CCExtractor : Extract Subtitles from any Video File

CCExtractor is an advanced program to extract the subtitles or closed captions from any type of video into a variety of formats. It can extract the the subtitles if they are encapsulated together with the video stream. It can extract the subtitles even if the subtitles are burned into the video frames through the use of OCR.

CCExtractor is meant to be used on a Linux machine, Mac or Windows PC. It is offered in two flavors – one is command line version which could be a little bit difficult for the beginners, another one is the GUI version which acts as a front end to the command line version.

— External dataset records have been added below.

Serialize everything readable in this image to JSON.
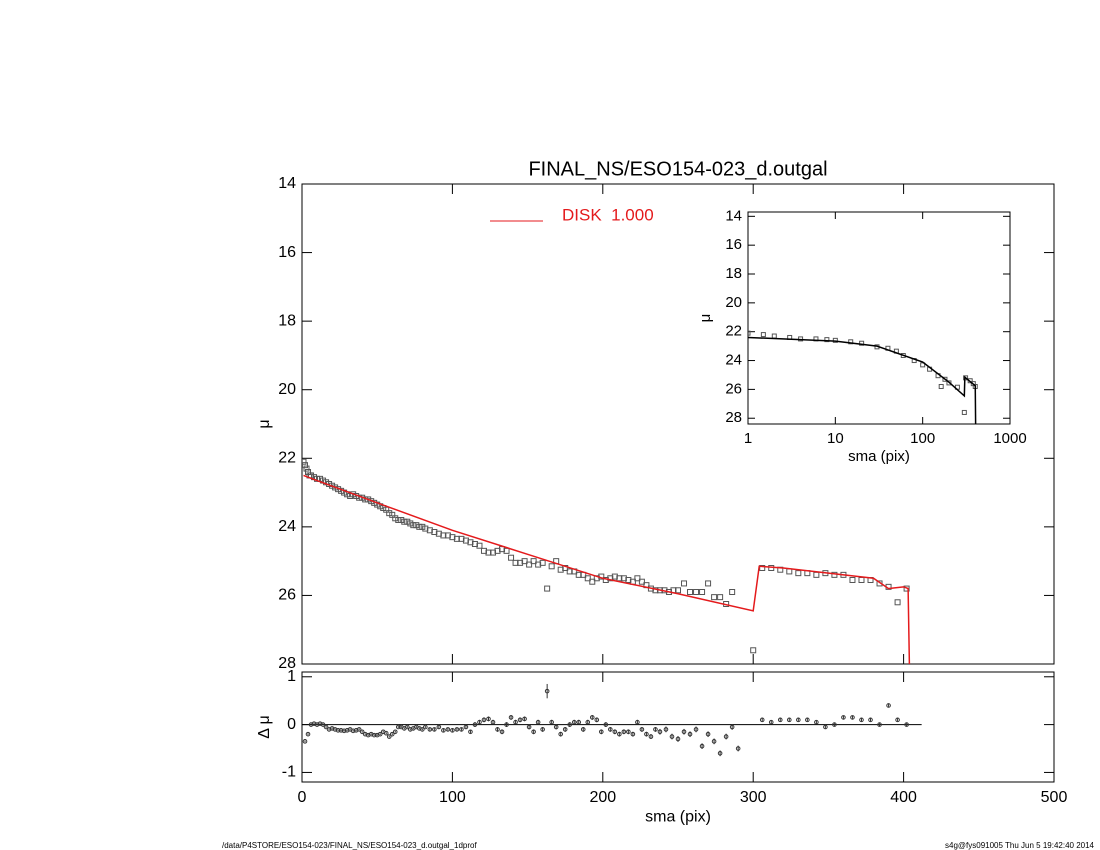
{
  "chart_data": [
    {
      "type": "scatter",
      "title": "FINAL_NS/ESO154-023_d.outgal",
      "ylabel": "μ",
      "xlim": [
        0,
        500
      ],
      "ylim": [
        28,
        14
      ],
      "xticks": [
        0,
        100,
        200,
        300,
        400,
        500
      ],
      "yticks": [
        14,
        16,
        18,
        20,
        22,
        24,
        26,
        28
      ],
      "color": "#555555",
      "x": [
        1,
        2,
        3,
        4,
        5,
        6,
        8,
        10,
        12,
        14,
        16,
        18,
        20,
        22,
        24,
        26,
        28,
        30,
        32,
        34,
        36,
        38,
        40,
        42,
        44,
        46,
        48,
        50,
        52,
        54,
        56,
        58,
        60,
        62,
        64,
        66,
        68,
        70,
        72,
        74,
        76,
        78,
        80,
        82,
        85,
        88,
        91,
        94,
        97,
        100,
        103,
        106,
        109,
        112,
        115,
        118,
        121,
        124,
        127,
        130,
        133,
        136,
        139,
        142,
        145,
        148,
        151,
        154,
        157,
        160,
        163,
        166,
        169,
        172,
        175,
        178,
        181,
        184,
        187,
        190,
        193,
        196,
        199,
        202,
        205,
        208,
        211,
        214,
        217,
        220,
        223,
        226,
        229,
        232,
        235,
        238,
        241,
        244,
        247,
        250,
        254,
        258,
        262,
        266,
        270,
        274,
        278,
        282,
        286,
        300,
        306,
        312,
        318,
        324,
        330,
        336,
        342,
        348,
        354,
        360,
        366,
        372,
        378,
        384,
        390,
        396,
        402
      ],
      "values": [
        22.1,
        22.2,
        22.3,
        22.4,
        22.5,
        22.5,
        22.55,
        22.6,
        22.6,
        22.65,
        22.7,
        22.75,
        22.8,
        22.85,
        22.9,
        22.95,
        23.0,
        23.05,
        23.1,
        23.05,
        23.1,
        23.15,
        23.15,
        23.2,
        23.2,
        23.25,
        23.3,
        23.35,
        23.4,
        23.45,
        23.5,
        23.6,
        23.65,
        23.75,
        23.8,
        23.8,
        23.85,
        23.85,
        23.9,
        23.95,
        23.95,
        24.0,
        24.0,
        24.05,
        24.1,
        24.15,
        24.2,
        24.25,
        24.25,
        24.3,
        24.35,
        24.35,
        24.4,
        24.45,
        24.5,
        24.55,
        24.7,
        24.75,
        24.75,
        24.7,
        24.65,
        24.7,
        24.9,
        25.05,
        25.05,
        25.0,
        25.1,
        25.0,
        25.1,
        25.05,
        25.8,
        25.15,
        25.0,
        25.25,
        25.2,
        25.3,
        25.3,
        25.4,
        25.4,
        25.5,
        25.6,
        25.5,
        25.45,
        25.55,
        25.5,
        25.45,
        25.5,
        25.5,
        25.55,
        25.6,
        25.5,
        25.6,
        25.7,
        25.8,
        25.85,
        25.85,
        25.85,
        25.9,
        25.85,
        25.85,
        25.65,
        25.9,
        25.9,
        25.9,
        25.65,
        26.05,
        26.05,
        26.25,
        25.9,
        27.6,
        25.2,
        25.2,
        25.25,
        25.3,
        25.35,
        25.35,
        25.4,
        25.35,
        25.4,
        25.4,
        25.55,
        25.55,
        25.55,
        25.65,
        25.75,
        26.2,
        25.8
      ],
      "series": [
        {
          "name": "DISK  1.000",
          "color": "#e41a1c",
          "x": [
            1,
            10,
            50,
            100,
            150,
            200,
            250,
            300,
            304,
            320,
            350,
            380,
            390,
            400,
            403,
            404
          ],
          "values": [
            22.5,
            22.65,
            23.3,
            24.1,
            24.8,
            25.5,
            25.95,
            26.45,
            25.15,
            25.2,
            25.35,
            25.5,
            25.8,
            25.75,
            25.8,
            28.4
          ]
        }
      ]
    },
    {
      "type": "scatter",
      "log_x": true,
      "xlabel": "sma (pix)",
      "ylabel": "μ",
      "xlim": [
        1,
        1000
      ],
      "ylim": [
        28.4,
        13.7
      ],
      "xticks": [
        1,
        10,
        100,
        1000
      ],
      "yticks": [
        14,
        16,
        18,
        20,
        22,
        24,
        26,
        28
      ],
      "color": "#555555",
      "x": [
        1,
        1.5,
        2,
        3,
        4,
        6,
        8,
        10,
        15,
        20,
        30,
        40,
        50,
        60,
        80,
        100,
        120,
        150,
        163,
        180,
        200,
        250,
        300,
        310,
        350,
        380,
        400
      ],
      "values": [
        22.1,
        22.2,
        22.3,
        22.4,
        22.5,
        22.5,
        22.55,
        22.6,
        22.7,
        22.8,
        23.05,
        23.15,
        23.35,
        23.65,
        24.0,
        24.3,
        24.6,
        25.05,
        25.8,
        25.3,
        25.55,
        25.85,
        27.6,
        25.2,
        25.4,
        25.6,
        25.8
      ],
      "series": [
        {
          "color": "#000000",
          "x": [
            1,
            10,
            30,
            100,
            200,
            300,
            304,
            400,
            404
          ],
          "values": [
            22.4,
            22.65,
            23.0,
            24.1,
            25.5,
            26.45,
            25.15,
            25.75,
            28.4
          ]
        }
      ]
    },
    {
      "type": "errorbar",
      "xlabel": "sma (pix)",
      "ylabel": "Δ μ",
      "xlim": [
        0,
        500
      ],
      "ylim": [
        -1.2,
        1.1
      ],
      "xticks": [
        0,
        100,
        200,
        300,
        400,
        500
      ],
      "yticks": [
        -1,
        0,
        1
      ],
      "color": "#333333",
      "hline": 0,
      "hline_x": [
        0,
        412
      ],
      "x": [
        2,
        4,
        6,
        8,
        10,
        12,
        14,
        16,
        18,
        20,
        22,
        24,
        26,
        28,
        30,
        32,
        34,
        36,
        38,
        40,
        42,
        44,
        46,
        48,
        50,
        52,
        54,
        56,
        58,
        60,
        62,
        64,
        66,
        68,
        70,
        72,
        74,
        76,
        78,
        80,
        82,
        85,
        88,
        91,
        94,
        97,
        100,
        103,
        106,
        109,
        112,
        115,
        118,
        121,
        124,
        127,
        130,
        133,
        136,
        139,
        142,
        145,
        148,
        151,
        154,
        157,
        160,
        163,
        166,
        169,
        172,
        175,
        178,
        181,
        184,
        187,
        190,
        193,
        196,
        199,
        202,
        205,
        208,
        211,
        214,
        217,
        220,
        223,
        226,
        229,
        232,
        235,
        238,
        242,
        246,
        250,
        254,
        258,
        262,
        266,
        270,
        274,
        278,
        282,
        286,
        290,
        306,
        312,
        318,
        324,
        330,
        336,
        342,
        348,
        354,
        360,
        366,
        372,
        378,
        384,
        390,
        396,
        402
      ],
      "values": [
        -0.35,
        -0.2,
        0.0,
        0.02,
        0.0,
        0.02,
        0.0,
        -0.05,
        -0.1,
        -0.08,
        -0.1,
        -0.12,
        -0.12,
        -0.13,
        -0.12,
        -0.1,
        -0.13,
        -0.12,
        -0.1,
        -0.15,
        -0.2,
        -0.22,
        -0.2,
        -0.22,
        -0.22,
        -0.2,
        -0.15,
        -0.18,
        -0.25,
        -0.2,
        -0.15,
        -0.05,
        -0.05,
        -0.08,
        -0.05,
        -0.1,
        -0.08,
        -0.05,
        -0.08,
        -0.1,
        -0.05,
        -0.1,
        -0.1,
        -0.05,
        -0.12,
        -0.1,
        -0.12,
        -0.1,
        -0.1,
        -0.05,
        -0.15,
        0.0,
        0.05,
        0.1,
        0.12,
        0.05,
        -0.1,
        -0.15,
        0.0,
        0.15,
        0.05,
        0.1,
        0.12,
        -0.05,
        -0.15,
        0.05,
        -0.1,
        0.7,
        0.05,
        -0.05,
        -0.2,
        -0.1,
        0.0,
        0.05,
        0.05,
        -0.1,
        0.05,
        0.15,
        0.1,
        -0.15,
        0.0,
        -0.1,
        -0.15,
        -0.2,
        -0.15,
        -0.15,
        -0.2,
        0.05,
        -0.1,
        -0.2,
        -0.25,
        -0.1,
        -0.15,
        -0.1,
        -0.25,
        -0.3,
        -0.15,
        -0.2,
        -0.1,
        -0.45,
        -0.2,
        -0.35,
        -0.6,
        -0.25,
        -0.05,
        -0.5,
        0.1,
        0.05,
        0.1,
        0.1,
        0.1,
        0.1,
        0.05,
        -0.05,
        0.0,
        0.15,
        0.15,
        0.1,
        0.1,
        0.0,
        0.4,
        0.1,
        0.0
      ],
      "errors": [
        0.02,
        0.02,
        0.02,
        0.02,
        0.02,
        0.02,
        0.02,
        0.02,
        0.02,
        0.02,
        0.02,
        0.02,
        0.02,
        0.02,
        0.02,
        0.02,
        0.02,
        0.02,
        0.02,
        0.02,
        0.02,
        0.02,
        0.02,
        0.02,
        0.02,
        0.02,
        0.02,
        0.02,
        0.02,
        0.02,
        0.02,
        0.02,
        0.02,
        0.02,
        0.02,
        0.02,
        0.02,
        0.02,
        0.02,
        0.02,
        0.02,
        0.03,
        0.03,
        0.03,
        0.03,
        0.03,
        0.03,
        0.03,
        0.03,
        0.03,
        0.03,
        0.05,
        0.05,
        0.05,
        0.05,
        0.05,
        0.05,
        0.05,
        0.05,
        0.05,
        0.05,
        0.05,
        0.05,
        0.05,
        0.05,
        0.05,
        0.05,
        0.15,
        0.05,
        0.05,
        0.05,
        0.05,
        0.05,
        0.05,
        0.05,
        0.05,
        0.05,
        0.05,
        0.05,
        0.05,
        0.05,
        0.05,
        0.05,
        0.05,
        0.05,
        0.05,
        0.05,
        0.05,
        0.05,
        0.05,
        0.05,
        0.05,
        0.06,
        0.06,
        0.06,
        0.06,
        0.06,
        0.06,
        0.06,
        0.06,
        0.06,
        0.06,
        0.06,
        0.06,
        0.06,
        0.06,
        0.03,
        0.03,
        0.03,
        0.03,
        0.03,
        0.03,
        0.03,
        0.03,
        0.03,
        0.03,
        0.03,
        0.03,
        0.03,
        0.03,
        0.03,
        0.03,
        0.03
      ]
    }
  ],
  "footer": {
    "left": "/data/P4STORE/ESO154-023/FINAL_NS/ESO154-023_d.outgal_1dprof",
    "right": "s4g@fys091005  Thu Jun  5 19:42:40 2014"
  }
}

In the GUI version, we can begin by adding the video file from which you want to extract the subtitles. You can add as many video files as you desire. Then you have to set a number of options given under a number of tabs such as input options, advanced input options, decoders, burned-in subtitles extraction and execution.

CCExtractor

If you want to be able to use OCR so that you can extract the burned-in subtitles, then you should use the Linux version. You have to install some OCR related programs such as Tesseract OCR, Leptonica and FFmpeg before you can use this feature. This feature does not seem to work on Windows.

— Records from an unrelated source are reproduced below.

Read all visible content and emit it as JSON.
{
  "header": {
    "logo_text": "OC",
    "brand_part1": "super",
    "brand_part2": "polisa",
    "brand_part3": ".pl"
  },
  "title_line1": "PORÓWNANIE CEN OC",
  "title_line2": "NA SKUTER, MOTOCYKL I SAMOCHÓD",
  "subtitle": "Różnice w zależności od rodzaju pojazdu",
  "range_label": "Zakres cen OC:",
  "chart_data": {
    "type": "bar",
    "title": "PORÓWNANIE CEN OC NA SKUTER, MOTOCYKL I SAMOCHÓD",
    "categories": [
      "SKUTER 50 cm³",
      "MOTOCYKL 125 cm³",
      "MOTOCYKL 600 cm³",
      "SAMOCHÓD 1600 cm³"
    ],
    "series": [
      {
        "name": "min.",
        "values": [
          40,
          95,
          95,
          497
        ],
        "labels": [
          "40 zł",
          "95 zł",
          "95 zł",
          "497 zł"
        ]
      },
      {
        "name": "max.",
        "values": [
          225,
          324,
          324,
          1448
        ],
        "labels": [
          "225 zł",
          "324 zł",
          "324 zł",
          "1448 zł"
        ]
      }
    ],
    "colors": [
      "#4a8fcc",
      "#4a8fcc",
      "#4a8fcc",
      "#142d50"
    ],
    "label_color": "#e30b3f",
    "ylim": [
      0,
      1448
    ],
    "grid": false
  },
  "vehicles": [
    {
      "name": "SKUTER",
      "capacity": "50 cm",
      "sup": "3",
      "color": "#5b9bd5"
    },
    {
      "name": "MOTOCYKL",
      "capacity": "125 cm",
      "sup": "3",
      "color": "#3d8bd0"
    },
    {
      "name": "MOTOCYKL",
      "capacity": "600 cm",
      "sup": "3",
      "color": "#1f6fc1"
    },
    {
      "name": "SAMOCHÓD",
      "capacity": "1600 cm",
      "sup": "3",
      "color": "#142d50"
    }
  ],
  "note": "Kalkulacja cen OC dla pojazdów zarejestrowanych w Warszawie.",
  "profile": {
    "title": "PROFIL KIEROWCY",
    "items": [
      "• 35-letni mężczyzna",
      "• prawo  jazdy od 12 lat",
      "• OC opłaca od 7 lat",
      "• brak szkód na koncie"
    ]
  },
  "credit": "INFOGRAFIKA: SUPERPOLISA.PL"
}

When it comes to the type of output files it can generate, there are so many options. We can choose the output file type from SRT, Sami, TXT, TTXT, g608, TTML, WebVTT, RAW, DVDRAW, BIN, spuPNG, SimpleXML, WebVTT with styling and a full report.

CCExtractor

Based on the options we choose, it will generate a command line which we can execute manually or switch over to the Execution tab and click on the Start button. It will run the CCExtractor with the proper parameters, extract the subtitles into a file and inform you about the whole process.

CCExtractor is a nice tool to extract subtitles or closed captions from any video file. However, it seems to work better on a Linux system.